The later DCS 315 / 330 / 520 / 620 / 720 cameras are relatively well-documented, with reviews at Digital Photography Review and Steve's Digicams amongst others. Indeed, the Kodak DCS 520 article was one of Digital Photography Review's very first evaluations, and it is handy that they still post the sample images. The 14n / SLR/n / SLR/c are extensively documented at most of the leading photography review websites.
Unrelated to the DCS is this article about Bill Biggart, a photojournalist who was killed by debris from the World Trade Center on 11 September 2001; his last shots were taken with a Canon D30 which was also destroyed, although the CompactFlash card and the images survived.
UNRESOLVED ISSUES
It would be interesting to know how the people of Kodak felt about the DCS range. The company knew that film would not last forever, and that digital was the future, but at the same time the DCS cameras seem a little bit half-hearted to me. Where were the advertising campaigns, the television commercials? Why are they completely forgotten nowadays?
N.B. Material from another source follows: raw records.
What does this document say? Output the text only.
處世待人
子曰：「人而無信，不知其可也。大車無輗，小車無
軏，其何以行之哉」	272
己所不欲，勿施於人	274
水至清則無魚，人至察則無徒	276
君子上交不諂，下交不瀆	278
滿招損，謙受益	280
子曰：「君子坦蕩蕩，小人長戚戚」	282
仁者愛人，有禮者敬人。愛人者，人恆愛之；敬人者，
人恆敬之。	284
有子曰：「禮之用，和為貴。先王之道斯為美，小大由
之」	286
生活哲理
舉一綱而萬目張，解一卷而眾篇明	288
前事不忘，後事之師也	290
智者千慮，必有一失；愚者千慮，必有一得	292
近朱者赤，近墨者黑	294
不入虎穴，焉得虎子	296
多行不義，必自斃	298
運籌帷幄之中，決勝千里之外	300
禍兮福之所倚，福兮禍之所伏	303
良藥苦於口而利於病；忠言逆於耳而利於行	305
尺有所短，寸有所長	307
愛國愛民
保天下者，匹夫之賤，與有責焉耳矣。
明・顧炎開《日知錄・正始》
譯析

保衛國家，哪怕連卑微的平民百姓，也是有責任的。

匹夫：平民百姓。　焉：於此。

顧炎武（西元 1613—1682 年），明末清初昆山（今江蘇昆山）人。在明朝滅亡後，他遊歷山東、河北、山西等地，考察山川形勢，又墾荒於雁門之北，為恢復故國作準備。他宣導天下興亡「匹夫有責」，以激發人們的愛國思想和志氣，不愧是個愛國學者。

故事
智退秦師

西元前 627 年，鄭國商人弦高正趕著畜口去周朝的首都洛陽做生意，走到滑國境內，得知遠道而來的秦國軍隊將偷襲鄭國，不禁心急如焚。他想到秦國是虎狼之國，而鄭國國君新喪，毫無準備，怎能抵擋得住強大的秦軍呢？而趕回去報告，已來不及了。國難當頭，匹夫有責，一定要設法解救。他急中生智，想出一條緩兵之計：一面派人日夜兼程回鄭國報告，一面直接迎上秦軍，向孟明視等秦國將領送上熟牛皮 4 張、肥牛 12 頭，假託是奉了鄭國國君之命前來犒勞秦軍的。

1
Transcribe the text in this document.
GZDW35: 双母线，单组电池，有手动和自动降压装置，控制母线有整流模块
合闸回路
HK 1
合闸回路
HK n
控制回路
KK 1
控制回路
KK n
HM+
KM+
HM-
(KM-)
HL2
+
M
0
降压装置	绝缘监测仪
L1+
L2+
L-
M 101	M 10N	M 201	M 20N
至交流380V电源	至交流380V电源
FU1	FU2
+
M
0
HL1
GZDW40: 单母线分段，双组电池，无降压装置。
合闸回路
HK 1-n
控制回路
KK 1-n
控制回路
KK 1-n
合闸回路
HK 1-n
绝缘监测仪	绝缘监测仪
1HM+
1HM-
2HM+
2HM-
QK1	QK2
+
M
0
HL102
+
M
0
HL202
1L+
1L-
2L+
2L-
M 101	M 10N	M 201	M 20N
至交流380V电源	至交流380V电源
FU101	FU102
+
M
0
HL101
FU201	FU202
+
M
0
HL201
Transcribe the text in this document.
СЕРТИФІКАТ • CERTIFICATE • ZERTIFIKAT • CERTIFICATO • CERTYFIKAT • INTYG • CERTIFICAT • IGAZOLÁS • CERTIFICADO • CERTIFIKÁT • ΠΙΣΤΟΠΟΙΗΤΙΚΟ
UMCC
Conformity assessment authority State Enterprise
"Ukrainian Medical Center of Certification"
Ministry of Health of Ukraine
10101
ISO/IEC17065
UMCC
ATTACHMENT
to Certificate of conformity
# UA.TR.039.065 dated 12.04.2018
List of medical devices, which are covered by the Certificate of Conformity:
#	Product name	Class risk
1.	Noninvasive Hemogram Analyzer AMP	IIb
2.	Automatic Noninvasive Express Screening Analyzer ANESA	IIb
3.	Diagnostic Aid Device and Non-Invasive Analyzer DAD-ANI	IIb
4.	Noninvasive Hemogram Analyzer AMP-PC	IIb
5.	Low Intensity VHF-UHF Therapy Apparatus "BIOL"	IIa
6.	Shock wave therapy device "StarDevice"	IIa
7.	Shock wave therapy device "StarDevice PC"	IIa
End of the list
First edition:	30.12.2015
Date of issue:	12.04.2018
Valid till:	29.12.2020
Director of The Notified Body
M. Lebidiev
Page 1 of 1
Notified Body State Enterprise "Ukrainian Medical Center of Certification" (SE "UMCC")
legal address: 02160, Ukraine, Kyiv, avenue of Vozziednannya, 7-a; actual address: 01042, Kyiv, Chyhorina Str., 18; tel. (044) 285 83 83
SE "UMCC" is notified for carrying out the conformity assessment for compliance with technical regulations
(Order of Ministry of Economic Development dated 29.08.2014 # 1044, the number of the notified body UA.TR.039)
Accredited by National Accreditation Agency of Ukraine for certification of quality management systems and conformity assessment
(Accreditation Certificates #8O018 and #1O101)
The 420 / 520 / 620 / 720 and the 460 / 560 / 660 / 760 appeared to use variations of the same sensor. It would be interesting to know how the sensors differed, and why Kodak continued to use such a venerable design.
The DCS 200 apparently produced 8-bit files. My theory is that this was a conscious choice in order to keep the file size low, and that the camera had a 12-bit sensor, but I cannot tell.
It would be interesting to know more about the manufacturing process, particularly the economics of combining film SLR bodies with digital modules. Was it cheaper, or more expensive, that using a custom-designed SLR body? The photograph in the article of a DCS 520's gubbins implies that there was a fair amount of wasted space, e.g. the film canister compartment looks to be hollow.
Ultimately, and most puzzlingly, why did Kodak not design an SLR body of their own? Was it not possible to simply license the Nikon-mount, and produce a Kodak body in-house?